Für eine Impfung muss man nicht mehr zwingend zum Hausarzt, sondern kann dies ohne Voranmeldung und Termin in einer Apotheke erledigen. Dieses Angebot, das seit der Änderung der kantonalen Gesundheitsgesetze vor drei Jahren möglich ist, stösst bei Patienten auf immer grösseren Zuspruch: Die Zahl der geimpften Personen nimmt laufend zu. Waren es während der Grippemonate Oktober und November im letzten Jahr schweizweit noch 3930 Personen, sind es 2017 im gleichen Zeitraum 2017 schon 7410, wie Stephanie Balliana-Rohrer, Mediensprecherin des schweizerischen Apothekerverbands, auf Anfrage mitteilt. Genaue Zahlen für das Limmattal liegen nicht vor, da die Erhebung nur auf nationaler Ebene durchgeführt wird.
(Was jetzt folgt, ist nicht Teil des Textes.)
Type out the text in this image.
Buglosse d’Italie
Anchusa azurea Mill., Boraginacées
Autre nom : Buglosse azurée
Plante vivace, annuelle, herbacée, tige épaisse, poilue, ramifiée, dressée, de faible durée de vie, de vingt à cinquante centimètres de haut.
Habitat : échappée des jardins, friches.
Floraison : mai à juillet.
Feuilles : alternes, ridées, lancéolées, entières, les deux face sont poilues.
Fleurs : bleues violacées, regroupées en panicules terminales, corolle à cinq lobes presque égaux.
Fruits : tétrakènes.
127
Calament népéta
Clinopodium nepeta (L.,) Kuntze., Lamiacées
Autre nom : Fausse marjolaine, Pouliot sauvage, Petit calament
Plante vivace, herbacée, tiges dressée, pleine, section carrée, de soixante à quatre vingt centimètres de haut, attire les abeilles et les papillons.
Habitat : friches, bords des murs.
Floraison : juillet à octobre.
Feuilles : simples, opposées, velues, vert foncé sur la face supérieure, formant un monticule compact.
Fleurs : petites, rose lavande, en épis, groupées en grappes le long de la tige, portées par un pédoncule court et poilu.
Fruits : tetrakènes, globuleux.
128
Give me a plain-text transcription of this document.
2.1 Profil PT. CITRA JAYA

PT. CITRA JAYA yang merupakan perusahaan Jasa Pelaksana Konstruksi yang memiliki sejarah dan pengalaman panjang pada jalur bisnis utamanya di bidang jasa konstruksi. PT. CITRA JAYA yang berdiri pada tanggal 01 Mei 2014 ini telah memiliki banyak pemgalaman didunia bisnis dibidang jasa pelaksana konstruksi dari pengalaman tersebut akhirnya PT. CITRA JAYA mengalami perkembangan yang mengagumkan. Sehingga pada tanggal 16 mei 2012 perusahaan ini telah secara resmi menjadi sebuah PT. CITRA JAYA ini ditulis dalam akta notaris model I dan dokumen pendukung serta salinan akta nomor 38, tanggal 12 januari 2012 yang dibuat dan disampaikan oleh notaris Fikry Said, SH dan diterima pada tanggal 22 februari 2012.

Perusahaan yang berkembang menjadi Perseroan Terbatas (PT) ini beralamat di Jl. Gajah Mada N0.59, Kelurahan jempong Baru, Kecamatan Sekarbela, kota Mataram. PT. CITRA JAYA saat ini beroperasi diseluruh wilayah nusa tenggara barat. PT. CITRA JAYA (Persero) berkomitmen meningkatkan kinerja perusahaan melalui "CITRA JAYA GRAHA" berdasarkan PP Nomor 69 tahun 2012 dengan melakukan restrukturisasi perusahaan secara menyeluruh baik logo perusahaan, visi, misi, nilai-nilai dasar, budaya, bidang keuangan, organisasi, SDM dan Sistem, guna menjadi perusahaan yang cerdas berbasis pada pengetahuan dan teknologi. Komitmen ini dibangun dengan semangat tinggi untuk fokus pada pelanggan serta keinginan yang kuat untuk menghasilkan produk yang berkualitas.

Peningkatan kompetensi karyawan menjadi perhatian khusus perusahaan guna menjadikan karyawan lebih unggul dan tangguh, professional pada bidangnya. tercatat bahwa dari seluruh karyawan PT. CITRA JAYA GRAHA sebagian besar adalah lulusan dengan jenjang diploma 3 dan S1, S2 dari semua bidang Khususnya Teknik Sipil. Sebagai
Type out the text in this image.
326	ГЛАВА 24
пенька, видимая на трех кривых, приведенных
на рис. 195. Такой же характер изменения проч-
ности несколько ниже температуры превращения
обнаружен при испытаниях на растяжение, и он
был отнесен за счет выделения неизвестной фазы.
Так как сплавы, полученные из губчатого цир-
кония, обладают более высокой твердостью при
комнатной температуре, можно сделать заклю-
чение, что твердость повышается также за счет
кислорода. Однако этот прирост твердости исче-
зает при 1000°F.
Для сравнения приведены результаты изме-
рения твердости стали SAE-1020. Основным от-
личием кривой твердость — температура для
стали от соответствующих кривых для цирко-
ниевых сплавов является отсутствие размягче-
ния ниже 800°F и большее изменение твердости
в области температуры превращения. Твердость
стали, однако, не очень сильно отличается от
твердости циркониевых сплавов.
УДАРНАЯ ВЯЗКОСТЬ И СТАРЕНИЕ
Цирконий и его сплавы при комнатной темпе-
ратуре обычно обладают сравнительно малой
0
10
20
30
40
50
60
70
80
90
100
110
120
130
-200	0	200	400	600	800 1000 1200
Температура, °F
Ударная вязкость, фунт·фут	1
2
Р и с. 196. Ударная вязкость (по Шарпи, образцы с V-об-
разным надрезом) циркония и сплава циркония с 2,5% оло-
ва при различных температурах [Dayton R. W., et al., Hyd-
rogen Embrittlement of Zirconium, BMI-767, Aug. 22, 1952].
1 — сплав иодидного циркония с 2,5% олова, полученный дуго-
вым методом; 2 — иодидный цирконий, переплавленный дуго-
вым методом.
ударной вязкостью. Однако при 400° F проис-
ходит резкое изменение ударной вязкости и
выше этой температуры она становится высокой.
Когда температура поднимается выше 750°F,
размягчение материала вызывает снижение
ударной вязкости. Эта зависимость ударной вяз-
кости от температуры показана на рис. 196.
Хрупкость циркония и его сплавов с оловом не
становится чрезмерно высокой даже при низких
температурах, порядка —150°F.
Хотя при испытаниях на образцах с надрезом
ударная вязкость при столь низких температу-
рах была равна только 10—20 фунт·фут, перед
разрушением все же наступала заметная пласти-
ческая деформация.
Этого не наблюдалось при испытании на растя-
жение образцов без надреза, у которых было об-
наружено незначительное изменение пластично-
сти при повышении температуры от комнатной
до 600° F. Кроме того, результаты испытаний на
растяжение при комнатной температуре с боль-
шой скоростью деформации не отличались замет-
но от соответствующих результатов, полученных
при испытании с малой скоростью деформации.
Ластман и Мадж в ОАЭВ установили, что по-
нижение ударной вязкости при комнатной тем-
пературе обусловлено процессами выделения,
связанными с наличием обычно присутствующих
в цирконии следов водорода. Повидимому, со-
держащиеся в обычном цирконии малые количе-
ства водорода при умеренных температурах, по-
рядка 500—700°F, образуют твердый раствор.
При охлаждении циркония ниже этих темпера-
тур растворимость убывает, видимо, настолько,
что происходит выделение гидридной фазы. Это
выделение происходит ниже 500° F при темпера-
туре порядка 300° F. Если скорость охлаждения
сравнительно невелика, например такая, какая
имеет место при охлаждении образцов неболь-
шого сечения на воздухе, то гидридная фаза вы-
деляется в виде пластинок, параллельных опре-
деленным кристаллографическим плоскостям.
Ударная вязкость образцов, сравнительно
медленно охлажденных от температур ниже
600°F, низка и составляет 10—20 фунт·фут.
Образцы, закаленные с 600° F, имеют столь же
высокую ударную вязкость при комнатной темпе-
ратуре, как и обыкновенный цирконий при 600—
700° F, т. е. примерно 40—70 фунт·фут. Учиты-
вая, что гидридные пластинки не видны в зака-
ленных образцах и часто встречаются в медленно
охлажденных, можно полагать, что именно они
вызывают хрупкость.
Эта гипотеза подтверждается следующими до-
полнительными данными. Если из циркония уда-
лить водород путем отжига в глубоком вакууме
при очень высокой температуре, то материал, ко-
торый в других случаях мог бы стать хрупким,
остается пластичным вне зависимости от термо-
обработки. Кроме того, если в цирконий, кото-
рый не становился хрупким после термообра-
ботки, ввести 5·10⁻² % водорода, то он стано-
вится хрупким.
Während der letzten drei Jahre hat sich auch die Zahl der teilnehmenden Apotheken deutlich gesteigert. Mittlerweile sind acht Apotheken im Limmattal und total rund 100 Apotheken im ganzen Kanton Zürich registriert und zugelassen. Damit Patienten in Apotheken geimpft werden dürfen, müssen diverse kantonale Auflagen erfüllt werden. So muss Personal, das eine Impfausbildung gemacht hat, in der Apotheke arbeiten. Zudem muss die Apotheke über eine gültige Zertifizierung und eine Bewilligung der Gesundheitsdirektion verfügen.

Positive Bilanz

Eine Apotheke, in der seit der Änderung des Gesetztes Patienten geimpft werden, ist die Löwen-Apotheke in Dietikon. Der dortige Geschäftsführer Thomas Dössegger zieht eine sehr positive Bilanz. «Unsere Impfzahlen erhöhen sich jedes Jahr deutlich. In diesem Jahr haben sie sich sogar verdoppelt.» Der Hauptteil aller Patientenbesuche betreffe die Grippeimpfung, die sein Team bis anhin in diesem Jahr über 100 Mal verabreicht habe. Viele Personen kämen auch für Zeckenimpfungen oder für Auffrischungsimpfungen für Hepatitis A und B. Aufgrund der gesetzlichen Bestimmungen ist es in einer Apotheke verboten, andere Impfstoffe zu verabreichen als diese vier Medikamente.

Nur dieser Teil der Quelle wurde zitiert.